Jet Fuel Supply Concerns Ease as Production Rises
Concerns about a potential jet fuel shortage, particularly as the travel season heats up this summer, have diminished. This shift comes as increased refinery output and higher exports from countries such as Nigeria have helped to stabilize the global aviation fuel market, according to a recent report from the International Energy Agency (IEA).
The IEA’s findings, released on June 17, 2026, indicate that heightened production at U.S. and European refineries, along with increased imports from key exporting nations, have successfully alleviated supply worries that have lingered amid strong travel demand and ongoing geopolitical tensions.
Jet fuel production saw a significant surge during the spring months. In March, U.S. refineries produced over 2 million barrels per day, while European refineries contributed approximately 1.3 million barrels per day. This upward trend continued into April and May, ensuring a stronger global supply of jet fuel.
Rising Exports from the U.S. and Nigeria Play Key Roles
The easing of supply pressures can be attributed largely to a dramatic increase in jet fuel exports from the United States to Europe. Record production levels have enabled U.S. exporters to ship larger quantities across the Atlantic, all the while maintaining domestic inventories above historical averages. Furthermore, Nigeria has emerged as a crucial supplier to Europe, reflecting its expanding role in the international refined oil market. In June, jet fuel imports from Nigeria to Europe averaged 127,000 barrels per day, positioning Nigeria as the continent’s leading external supplier, second only to the U.S., which exported approximately 136,000 barrels daily during the same timeframe.
European Refiners Respond to Strong Demand
European refiners have also ramped up production in response to robust demand and favorable profit margins. Operations in Italy, Norway, and Denmark remain strong, with additional output improvements noted in Poland, Belgium, and Germany following the completion of maintenance activities at various facilities.
Production Gains Without Compromising Diesel Supply
The IEA emphasized that the increase in jet fuel production has not come at the expense of diesel output, a long-standing concern among market participants. Refiners have successfully boosted production of both fuels by processing additional low-sulfur feedstock through hydrocrackers, thus maximizing output and capitalizing on favorable market conditions.
Despite the enhanced supply, jet fuel continues to be a lucrative commodity for refiners. Although jet fuel premiums over diesel have decreased significantly and approached pre-turmoil levels, prices still support robust production levels. The agency noted that diesel refining margins remain high, at nearly $40 per barrel, ensuring that jet fuel prices justify a notable share of refinery output.

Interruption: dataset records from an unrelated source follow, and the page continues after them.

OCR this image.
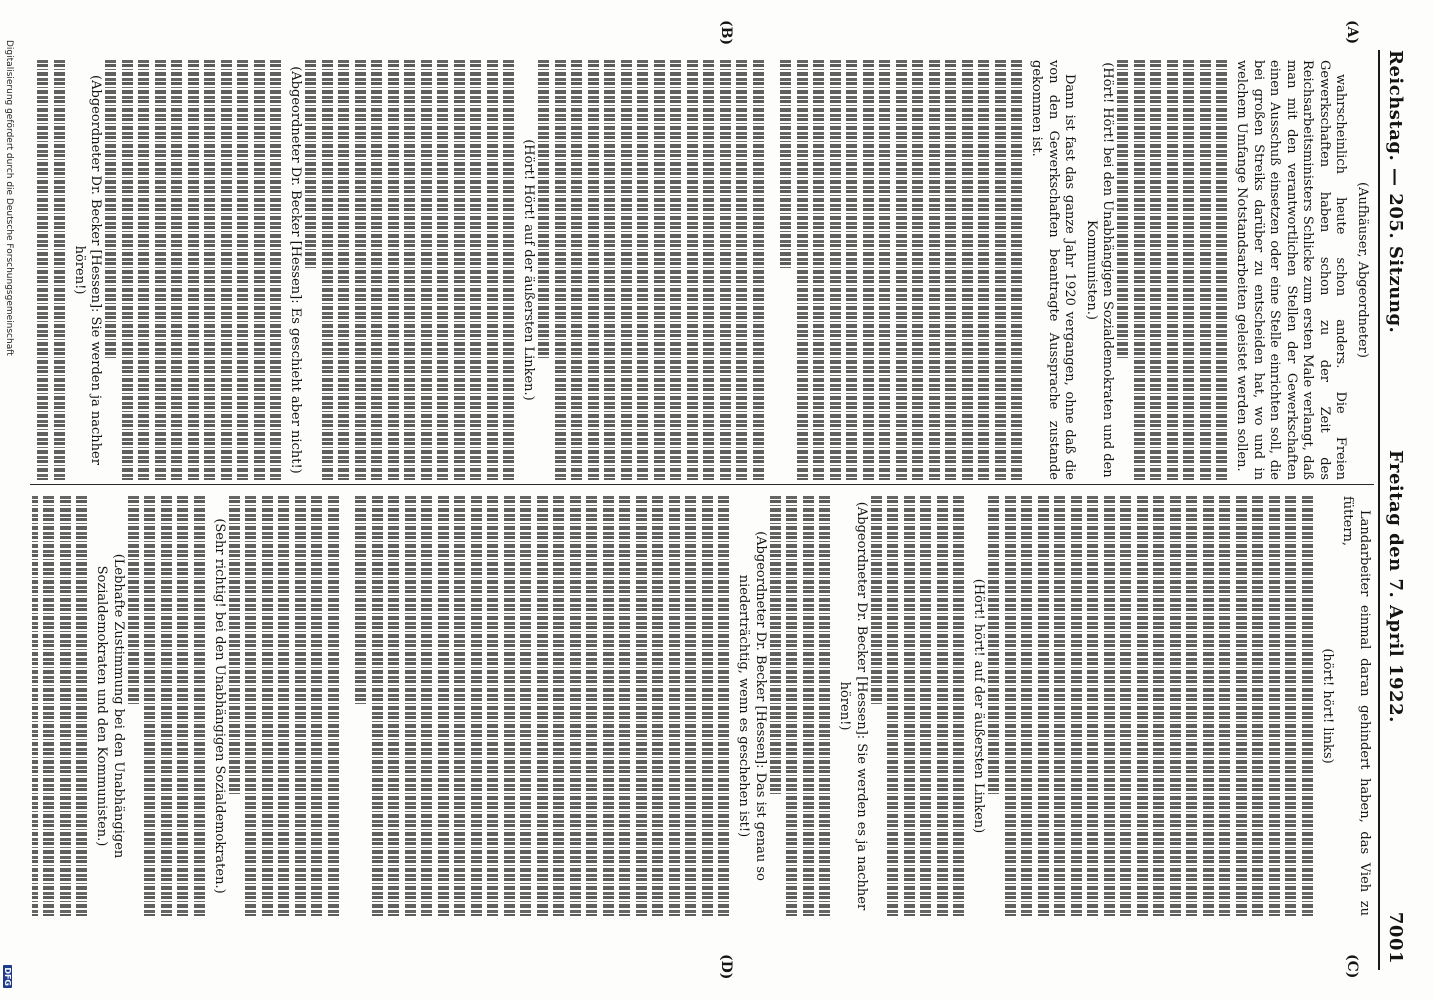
Reichstag. — 205. Sitzung.
Freitag den 7. April 1922.
7001
(A)
(B)
(C)
(D)

(Aufhäuser, Abgeordneter)

wahrscheinlich heute schon anders. Die Freien Gewerkschaften haben schon zu der Zeit des Reichsarbeitsministers Schlicke zum ersten Male verlangt, daß man mit den verantwortlichen Stellen der Gewerkschaften einen Ausschuß einsetzen oder eine Stelle einrichten soll, die bei großen Streiks darüber zu entscheiden hat, wo und in welchem Umfange Notstandsarbeiten geleistet werden sollen.

(Hört! Hört! bei den Unabhängigen Sozialdemokraten und den Kommunisten.)

Dann ist fast das ganze Jahr 1920 vergangen, ohne daß die von den Gewerkschaften beantragte Aussprache zustande gekommen ist.

(Hört! Hört! auf der äußersten Linken.)

(Abgeordneter Dr. Becker [Hessen]: Es geschieht aber nicht!)

(Abgeordneter Dr. Becker [Hessen]: Sie werden ja nachher hören!)

Landarbeiter einmal daran gehindert haben, das Vieh zu füttern,

(hört! hört! links)

(Hört! hört! auf der äußersten Linken)

(Abgeordneter Dr. Becker [Hessen]: Sie werden es ja nachher hören!)

(Abgeordneter Dr. Becker [Hessen]: Das ist genau so niederträchtig, wenn es geschehen ist!)

(Sehr richtig! bei den Unabhängigen Sozialdemokraten.)

(Lebhafte Zustimmung bei den Unabhängigen Sozialdemokraten und den Kommunisten.)

Digitalisierung gefördert durch die Deutsche Forschungsgemeinschaft
DFG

Dangote Refinery Emerges as a Major Player
Nairametrics reported in May 2026 that the Dangote refinery had emerged as the world’s largest exporter of jet fuel as of April. This development was highlighted in a report by S&P Global Energy, which included insights from Dangote Refinery CEO David Bird. Jet fuel has driven significant growth in export figures, as disruptions linked to tensions in the Middle East have altered global fuel trade dynamics. As a result, buyers are increasingly seeking alternative aviation fuel sources, providing new exporters an opportunity to capture market share.
Nigeria Solidifies Its Position in the Jet Fuel Market
S&P Global Energy noted that shifting supply landscapes have heightened demand for jet fuel exports from the Dangote refinery, further solidifying its role as a key supplier in international markets during a period of uncertainty for traditional trade routes. The latest IEA report underscores this trend, confirming that Nigeria has ascended to become Europe’s largest supplier of jet fuel, with imports averaging 127,000 barrels per day in early June.